Le programme implicitement défini dans les lignes qui précèdent ne pourrait pas être seulement amorcé si la complexité des structures associées à la perception des objets réels et à leur présence à l'esprit ne pouvait être réduite à trois grandes catégories d'éléments dont la combinaison permet de reconstruire à la fois les structures et les relations qu'elles entretiennent. Cette possibilité est purement formelle : elle résulte d'un théorème qui s'applique aux universaux mathématiques choisis. Elle recoupe et fonde définitivement l'intuition de Peirce. Il fut en son temps taxé de "triadomanie" et nombreux sont ceux qui voient en lui un névrosé obsessionnel, un obsédé du chiffre trois. Peirce n'avait pas d'autre obsession que celle de la vérité.

On a voulu aussi faire de Peirce un taxinomiste invétéré. Certes beaucoup de résultats s'expriment sous forme de taxinomies des phénomènes. Cependant, j'ai pu montrer, grâce précisément à l'emploi de notions dérivées de celles de catégorie algébrique et de foncteur qu'il s'agissait moins de taxinomie que d'architectonique, que l'on pouvait compliquer presque à loisir le modèle en l'affinant jusqu'au degré nécessaire pour produire une description satisfaisante et opératoire des phénomènes sémiotiques. De plus, ceux qui persistent ou feignent de prendre Peirce pour un taxinomiste ignorent nécessairement son analyse de la semiosis et notamment sa théorie des interprétants qui permet d'amorcer une description du processus d'élaboration des significations aussi bien dans la particularité du sujet et de l'instant que dans l'universalité de la "communauté sémiotique" et la temporalité propre d'un univers sémio-culturel.

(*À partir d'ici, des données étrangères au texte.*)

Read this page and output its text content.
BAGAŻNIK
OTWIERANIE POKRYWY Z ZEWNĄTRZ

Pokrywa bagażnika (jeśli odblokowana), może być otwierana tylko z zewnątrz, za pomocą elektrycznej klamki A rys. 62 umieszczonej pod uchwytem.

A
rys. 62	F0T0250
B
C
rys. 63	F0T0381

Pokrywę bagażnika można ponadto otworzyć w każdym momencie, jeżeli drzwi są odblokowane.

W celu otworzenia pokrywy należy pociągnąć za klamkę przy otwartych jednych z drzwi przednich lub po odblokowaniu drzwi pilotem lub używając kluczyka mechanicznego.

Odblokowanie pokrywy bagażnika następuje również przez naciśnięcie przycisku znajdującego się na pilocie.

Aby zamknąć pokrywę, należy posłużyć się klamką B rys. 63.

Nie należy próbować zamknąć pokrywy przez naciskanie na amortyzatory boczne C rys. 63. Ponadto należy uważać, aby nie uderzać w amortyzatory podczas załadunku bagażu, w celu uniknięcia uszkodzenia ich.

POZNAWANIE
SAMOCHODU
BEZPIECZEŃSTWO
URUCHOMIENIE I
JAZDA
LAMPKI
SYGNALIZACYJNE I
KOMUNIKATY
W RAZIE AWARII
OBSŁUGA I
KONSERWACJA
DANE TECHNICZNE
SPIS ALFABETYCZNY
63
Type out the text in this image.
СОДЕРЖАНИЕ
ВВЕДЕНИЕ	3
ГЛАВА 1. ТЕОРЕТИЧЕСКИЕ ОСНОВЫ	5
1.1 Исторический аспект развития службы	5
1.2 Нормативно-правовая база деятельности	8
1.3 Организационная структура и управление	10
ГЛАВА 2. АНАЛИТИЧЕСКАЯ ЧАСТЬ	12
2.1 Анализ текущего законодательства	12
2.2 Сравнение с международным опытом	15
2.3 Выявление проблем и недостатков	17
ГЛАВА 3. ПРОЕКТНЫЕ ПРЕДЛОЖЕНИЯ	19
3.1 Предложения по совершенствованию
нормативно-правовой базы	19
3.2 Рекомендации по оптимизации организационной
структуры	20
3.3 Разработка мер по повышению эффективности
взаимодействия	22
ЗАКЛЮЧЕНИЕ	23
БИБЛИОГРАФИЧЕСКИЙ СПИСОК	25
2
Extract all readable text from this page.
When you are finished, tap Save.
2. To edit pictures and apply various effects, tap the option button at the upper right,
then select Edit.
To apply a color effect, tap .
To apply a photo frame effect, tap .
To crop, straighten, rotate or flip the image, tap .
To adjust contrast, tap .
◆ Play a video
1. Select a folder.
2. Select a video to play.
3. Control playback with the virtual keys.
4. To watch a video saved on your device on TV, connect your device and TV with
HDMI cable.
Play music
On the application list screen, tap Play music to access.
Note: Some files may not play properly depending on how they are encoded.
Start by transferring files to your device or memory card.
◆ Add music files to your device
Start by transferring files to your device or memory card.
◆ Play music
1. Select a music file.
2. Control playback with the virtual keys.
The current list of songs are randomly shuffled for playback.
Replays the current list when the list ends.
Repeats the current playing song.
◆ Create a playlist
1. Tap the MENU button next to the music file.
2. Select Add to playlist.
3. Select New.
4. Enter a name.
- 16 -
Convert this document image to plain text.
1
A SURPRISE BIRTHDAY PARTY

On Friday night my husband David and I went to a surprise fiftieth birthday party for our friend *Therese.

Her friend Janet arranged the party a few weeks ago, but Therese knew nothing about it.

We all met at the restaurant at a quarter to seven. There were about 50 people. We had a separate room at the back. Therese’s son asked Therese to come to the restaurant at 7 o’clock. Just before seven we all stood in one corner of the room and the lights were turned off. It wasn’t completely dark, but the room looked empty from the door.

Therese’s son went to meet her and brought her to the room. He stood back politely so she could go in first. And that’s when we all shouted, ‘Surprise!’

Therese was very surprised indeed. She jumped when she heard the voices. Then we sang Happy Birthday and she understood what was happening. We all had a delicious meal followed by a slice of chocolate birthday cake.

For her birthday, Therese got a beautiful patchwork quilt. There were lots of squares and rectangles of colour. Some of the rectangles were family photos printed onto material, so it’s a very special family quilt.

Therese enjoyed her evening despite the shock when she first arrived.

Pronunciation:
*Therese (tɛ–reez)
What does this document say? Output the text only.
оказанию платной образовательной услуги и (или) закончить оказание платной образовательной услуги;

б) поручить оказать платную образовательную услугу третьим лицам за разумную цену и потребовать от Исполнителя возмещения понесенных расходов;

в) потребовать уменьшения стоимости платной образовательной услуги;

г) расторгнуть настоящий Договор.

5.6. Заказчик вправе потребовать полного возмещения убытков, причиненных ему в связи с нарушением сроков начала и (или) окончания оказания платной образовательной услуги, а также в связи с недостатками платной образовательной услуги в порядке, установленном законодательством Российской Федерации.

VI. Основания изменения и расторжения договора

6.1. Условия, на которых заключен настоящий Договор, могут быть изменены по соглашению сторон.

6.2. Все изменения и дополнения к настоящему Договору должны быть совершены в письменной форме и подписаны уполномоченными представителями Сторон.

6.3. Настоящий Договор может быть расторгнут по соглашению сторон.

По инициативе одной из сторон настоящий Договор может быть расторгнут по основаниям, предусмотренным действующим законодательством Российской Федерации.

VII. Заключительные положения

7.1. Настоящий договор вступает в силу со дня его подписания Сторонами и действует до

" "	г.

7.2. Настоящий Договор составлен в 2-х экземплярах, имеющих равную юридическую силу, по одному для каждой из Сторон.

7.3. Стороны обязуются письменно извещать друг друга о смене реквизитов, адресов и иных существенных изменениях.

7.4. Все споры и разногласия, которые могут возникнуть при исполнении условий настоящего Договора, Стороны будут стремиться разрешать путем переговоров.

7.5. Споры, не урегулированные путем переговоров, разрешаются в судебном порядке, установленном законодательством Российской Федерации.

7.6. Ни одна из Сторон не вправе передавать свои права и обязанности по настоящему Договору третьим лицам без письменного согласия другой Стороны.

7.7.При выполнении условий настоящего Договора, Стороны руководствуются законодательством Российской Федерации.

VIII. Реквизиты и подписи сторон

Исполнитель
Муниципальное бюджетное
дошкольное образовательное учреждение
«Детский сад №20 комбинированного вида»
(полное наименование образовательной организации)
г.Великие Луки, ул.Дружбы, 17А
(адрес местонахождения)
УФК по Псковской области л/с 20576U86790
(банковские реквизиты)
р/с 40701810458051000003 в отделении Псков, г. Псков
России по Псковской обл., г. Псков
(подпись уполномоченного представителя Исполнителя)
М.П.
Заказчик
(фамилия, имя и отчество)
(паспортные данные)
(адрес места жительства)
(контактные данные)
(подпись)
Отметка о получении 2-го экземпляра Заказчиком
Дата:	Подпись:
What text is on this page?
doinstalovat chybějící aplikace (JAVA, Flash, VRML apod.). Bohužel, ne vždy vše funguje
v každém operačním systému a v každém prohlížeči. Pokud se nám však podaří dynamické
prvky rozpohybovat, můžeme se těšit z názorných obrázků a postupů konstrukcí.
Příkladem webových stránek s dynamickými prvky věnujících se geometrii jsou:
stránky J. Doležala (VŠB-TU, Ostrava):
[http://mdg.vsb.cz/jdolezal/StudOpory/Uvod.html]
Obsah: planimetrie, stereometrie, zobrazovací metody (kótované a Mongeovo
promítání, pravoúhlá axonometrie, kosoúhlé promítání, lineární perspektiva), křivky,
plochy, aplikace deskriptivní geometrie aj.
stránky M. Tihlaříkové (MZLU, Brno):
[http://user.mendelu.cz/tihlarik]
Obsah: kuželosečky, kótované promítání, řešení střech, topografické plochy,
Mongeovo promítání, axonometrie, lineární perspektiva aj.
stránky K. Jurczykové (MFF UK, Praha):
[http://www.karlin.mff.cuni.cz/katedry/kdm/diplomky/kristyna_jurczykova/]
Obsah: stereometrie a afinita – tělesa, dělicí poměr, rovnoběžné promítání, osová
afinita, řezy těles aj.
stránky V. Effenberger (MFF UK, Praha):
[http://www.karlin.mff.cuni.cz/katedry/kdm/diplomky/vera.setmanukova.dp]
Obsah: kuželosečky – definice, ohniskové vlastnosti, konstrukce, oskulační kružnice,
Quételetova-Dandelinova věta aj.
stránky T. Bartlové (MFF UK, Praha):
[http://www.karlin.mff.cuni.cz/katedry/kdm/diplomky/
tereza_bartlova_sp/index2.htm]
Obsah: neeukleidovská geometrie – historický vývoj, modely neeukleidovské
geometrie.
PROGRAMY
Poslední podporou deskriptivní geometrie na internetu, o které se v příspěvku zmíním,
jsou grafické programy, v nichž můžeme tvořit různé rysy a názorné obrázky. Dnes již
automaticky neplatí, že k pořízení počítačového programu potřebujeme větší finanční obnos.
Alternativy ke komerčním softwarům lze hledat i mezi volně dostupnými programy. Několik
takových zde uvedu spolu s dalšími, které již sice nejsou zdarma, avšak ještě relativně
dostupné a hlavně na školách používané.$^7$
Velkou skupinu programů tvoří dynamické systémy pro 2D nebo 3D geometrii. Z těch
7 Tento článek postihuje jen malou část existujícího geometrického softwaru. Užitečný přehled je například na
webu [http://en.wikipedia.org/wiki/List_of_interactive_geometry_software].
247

J'ai fait observer, le plus souvent possible, que le succés universel de la division des signes en icône, indice, symbole aurait dû attirer plus fortement l'attention des chercheurs sur le système de pensée qui l'avait produite et notamment sur un examen nettement plus approfondi et plus étendu, de la part de la communauté scientifique, des trois catégories phanéroscopiques fondamentales. Je suis intimement convaincu que ce sont la mauvaise accessibilité à l'oeuvre de Peirce, l'absence de clarification convaincante et surtout l'absurde compartimentation des disciplines en "scientifiques" et "littéraires" (qui tend heureusement à se réduire) qui sont responsables de cette vague incrédulité qui accueille en général cette observation. L'idée qui semble prévaloir est plus ou moins celle d'une coïncidence fortuite, d'une heureuse rencontre entre un système de pensée nébuleux et inachevé et certaines généralisations empiriques. Bien au contraire je crois qu'il y a lieu de suivre et de développer les voies indiquées par Peirce vers ce qu'on peut appeler la "pensée triadique" dont les rapports avec la "pensée dialectique" sont implicitement évoqués dans ce travail grâce à l'incorporation du concept d'institution dans le modèle formel. Se posant la question de l'interprétant logique et constatant son impuissance à le résoudre en termes autres qu'intuitifs, Peirce écrivait en l906 :

"Mon excuse de ne pas fournir une réponse scientifique à cette question est que je suis, autant que je sache, un pionnier ou plutôt un défricheur de forêts, dans la tâche de dégager et d'ouvrir des chemins dans ce que j'appelle la sémiotique, c'est-à-dire la doctrine de la nature essentielle et des variétés fondamentales de sémiosis possibles ; et je trouve que le champ est trop vaste et le travail trop lourd pour le premier que je suis qui s'attelle à cette tâche. Je suis par conséquent obligé de me limiter aux questions les plus importantes. De ces questions du même type particulier que celles à laquelle j'ai répondu en me fondant sur une impression, et qui ont à peu près la même importance, il y en a plus de quatre cents, et elles sont toutes délicates et difficiles, chacune requérant beaucoup de recherche et beaucoup de prudence."(5-488)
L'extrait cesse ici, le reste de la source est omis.